Ensuring consistency: By recording each version of the prompt, you maintain a clear record of how the prompt has evolved over time. This ensures that any changes made are consistent with the intended direction of the research, allowing you to reproduce the same results when needed.

Tracking modifications: Documenting every modification to the prompt allows you to identify exactly what was changed at each stage. You can review and track changes to understand their potential influence on the results.

Evaluating their impact on the output of the AI model: When a prompt is modified, it can change the way the AI interprets and responds to the input. By keeping track of each prompt version, you can assess how these changes affect the AI's results. This helps understand how small adjustments may influence the accuracy, fairness, or relevance of the AI’s output.


 

Ensure that all relevant information, such as input data, expected outcomes, model parameters, and any pre-processing steps, is well-documented. This transparency supports clarity for future research and collaboration, and ensures that results can be replicated.

Input data: This refers to the raw data or information that is fed into the AI system. Researchers should document where this data comes from, how it was collected, and any characteristics it has (e.g., format, size, variables) to ensure others can understand and replicate the research process.

Expected outcomes: This refers to the goals or results the researcher wants achieving with the AI model. It could include specific performance metrics, predictions, or classifications the AI is expected to produce.

Model parameters: These are the settings or configurations of the AI model. Recording these details ensures others can reproduce the model with the same configurations, which is crucial for verifying results and comparisons.

Pre-processing steps: This refers to any data cleaning, transformation, or manipulation done before feeding the data into the AI model. It might include normalising data, or handling missing values.

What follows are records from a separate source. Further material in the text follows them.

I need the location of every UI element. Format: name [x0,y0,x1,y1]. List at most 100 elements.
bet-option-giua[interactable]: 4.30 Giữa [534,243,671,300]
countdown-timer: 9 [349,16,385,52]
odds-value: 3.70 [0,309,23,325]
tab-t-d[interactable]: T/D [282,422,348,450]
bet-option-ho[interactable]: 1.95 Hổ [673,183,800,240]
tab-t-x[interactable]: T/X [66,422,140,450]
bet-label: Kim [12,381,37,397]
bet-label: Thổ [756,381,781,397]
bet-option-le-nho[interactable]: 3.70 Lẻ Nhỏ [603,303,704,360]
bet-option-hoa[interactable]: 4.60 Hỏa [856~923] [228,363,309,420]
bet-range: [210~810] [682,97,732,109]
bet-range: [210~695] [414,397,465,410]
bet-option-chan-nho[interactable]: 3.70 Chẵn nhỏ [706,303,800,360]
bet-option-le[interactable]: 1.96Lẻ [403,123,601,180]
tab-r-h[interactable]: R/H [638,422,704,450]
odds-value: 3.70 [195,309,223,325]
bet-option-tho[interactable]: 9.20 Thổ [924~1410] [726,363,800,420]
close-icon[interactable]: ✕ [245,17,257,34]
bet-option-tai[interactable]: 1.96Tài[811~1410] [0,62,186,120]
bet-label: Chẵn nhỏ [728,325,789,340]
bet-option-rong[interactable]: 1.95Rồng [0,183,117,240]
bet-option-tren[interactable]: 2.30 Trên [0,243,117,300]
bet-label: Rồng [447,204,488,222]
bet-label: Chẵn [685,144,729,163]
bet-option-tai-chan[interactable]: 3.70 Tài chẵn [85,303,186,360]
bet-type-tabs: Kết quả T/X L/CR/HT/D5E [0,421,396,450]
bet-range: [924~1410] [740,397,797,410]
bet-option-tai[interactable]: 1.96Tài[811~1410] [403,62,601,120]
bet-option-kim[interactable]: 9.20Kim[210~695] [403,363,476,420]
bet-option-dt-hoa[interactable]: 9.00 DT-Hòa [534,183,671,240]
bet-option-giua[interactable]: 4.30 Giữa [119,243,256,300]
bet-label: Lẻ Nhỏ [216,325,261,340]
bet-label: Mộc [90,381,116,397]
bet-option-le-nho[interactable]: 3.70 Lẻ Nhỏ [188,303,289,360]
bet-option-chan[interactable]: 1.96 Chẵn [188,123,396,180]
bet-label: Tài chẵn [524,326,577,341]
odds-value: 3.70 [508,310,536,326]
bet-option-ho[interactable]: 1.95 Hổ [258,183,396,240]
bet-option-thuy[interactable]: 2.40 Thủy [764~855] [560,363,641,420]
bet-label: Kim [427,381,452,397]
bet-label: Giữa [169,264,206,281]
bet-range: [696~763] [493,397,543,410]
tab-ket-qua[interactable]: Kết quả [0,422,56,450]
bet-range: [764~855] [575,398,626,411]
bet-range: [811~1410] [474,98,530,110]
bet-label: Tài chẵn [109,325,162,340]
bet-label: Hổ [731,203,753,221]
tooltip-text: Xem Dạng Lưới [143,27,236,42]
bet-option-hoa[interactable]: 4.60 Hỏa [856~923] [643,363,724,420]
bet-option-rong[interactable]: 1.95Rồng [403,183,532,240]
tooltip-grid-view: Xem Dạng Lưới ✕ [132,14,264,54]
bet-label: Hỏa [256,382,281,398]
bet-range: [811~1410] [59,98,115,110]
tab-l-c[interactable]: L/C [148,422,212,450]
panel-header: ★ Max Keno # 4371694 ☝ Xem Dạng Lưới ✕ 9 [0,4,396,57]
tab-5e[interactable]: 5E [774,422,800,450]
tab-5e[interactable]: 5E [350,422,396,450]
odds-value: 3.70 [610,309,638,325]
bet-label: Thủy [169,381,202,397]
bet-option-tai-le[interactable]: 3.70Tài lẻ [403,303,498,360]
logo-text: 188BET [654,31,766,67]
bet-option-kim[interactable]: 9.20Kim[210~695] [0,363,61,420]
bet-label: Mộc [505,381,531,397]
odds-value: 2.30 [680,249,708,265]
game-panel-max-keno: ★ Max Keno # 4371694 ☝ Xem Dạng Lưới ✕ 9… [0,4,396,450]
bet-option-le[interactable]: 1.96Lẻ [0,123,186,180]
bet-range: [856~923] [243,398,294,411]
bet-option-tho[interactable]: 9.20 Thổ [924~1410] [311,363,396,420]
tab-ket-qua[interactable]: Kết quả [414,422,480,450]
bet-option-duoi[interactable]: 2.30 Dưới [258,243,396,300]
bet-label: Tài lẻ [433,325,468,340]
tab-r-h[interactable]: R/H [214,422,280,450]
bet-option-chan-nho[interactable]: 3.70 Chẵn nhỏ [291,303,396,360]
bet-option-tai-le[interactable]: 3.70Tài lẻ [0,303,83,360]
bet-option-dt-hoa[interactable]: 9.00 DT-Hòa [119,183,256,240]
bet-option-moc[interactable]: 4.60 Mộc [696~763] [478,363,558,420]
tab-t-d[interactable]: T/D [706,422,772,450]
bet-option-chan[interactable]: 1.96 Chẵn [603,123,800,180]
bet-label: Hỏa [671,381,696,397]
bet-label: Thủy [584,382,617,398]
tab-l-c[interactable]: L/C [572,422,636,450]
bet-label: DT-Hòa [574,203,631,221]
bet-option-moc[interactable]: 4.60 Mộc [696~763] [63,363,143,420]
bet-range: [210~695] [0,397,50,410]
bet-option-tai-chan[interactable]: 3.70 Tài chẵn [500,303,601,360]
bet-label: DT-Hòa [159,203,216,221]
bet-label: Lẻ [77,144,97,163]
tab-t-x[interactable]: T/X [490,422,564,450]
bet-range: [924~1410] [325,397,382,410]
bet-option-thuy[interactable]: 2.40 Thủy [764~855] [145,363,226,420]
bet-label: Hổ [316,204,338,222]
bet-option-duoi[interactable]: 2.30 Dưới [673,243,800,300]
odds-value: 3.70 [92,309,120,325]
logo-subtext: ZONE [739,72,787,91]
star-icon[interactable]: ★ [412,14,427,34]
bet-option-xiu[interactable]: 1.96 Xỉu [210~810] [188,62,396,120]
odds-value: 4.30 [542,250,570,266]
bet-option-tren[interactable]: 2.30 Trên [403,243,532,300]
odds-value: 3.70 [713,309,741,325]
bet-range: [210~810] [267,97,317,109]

Keep a detailed record of how AI prompts change over time, as well as the reasons for these changes. This is especially important in AI research where the prompt given to the AI model can significantly affect the output and outcomes.

Tracking Changes: As you work with AI tools, the initial prompt (the question or instruction you provide to the AI) might evolve as you refine your research, address challenges, or improve the AI's performance. Keeping track of each version of the prompt - what it was, when it was updated, and how it changed - ensures that any modifications are documented.

Rationale Behind Changes: Along with each prompt change, you should record the rationale for making the modification. For instance, you may update the prompt to improve the AI's understanding, make it more specific. Documenting these helps others understand why certain decisions were made and ensures transparency.

Promotes Transparency and Accountability: By keeping a log of prompt evolution, you can provide clear evidence of how the AI's inputs have been adjusted over time. This helps other researchers, collaborators, or stakeholders trace the decision-making process and understand the logic behind changes.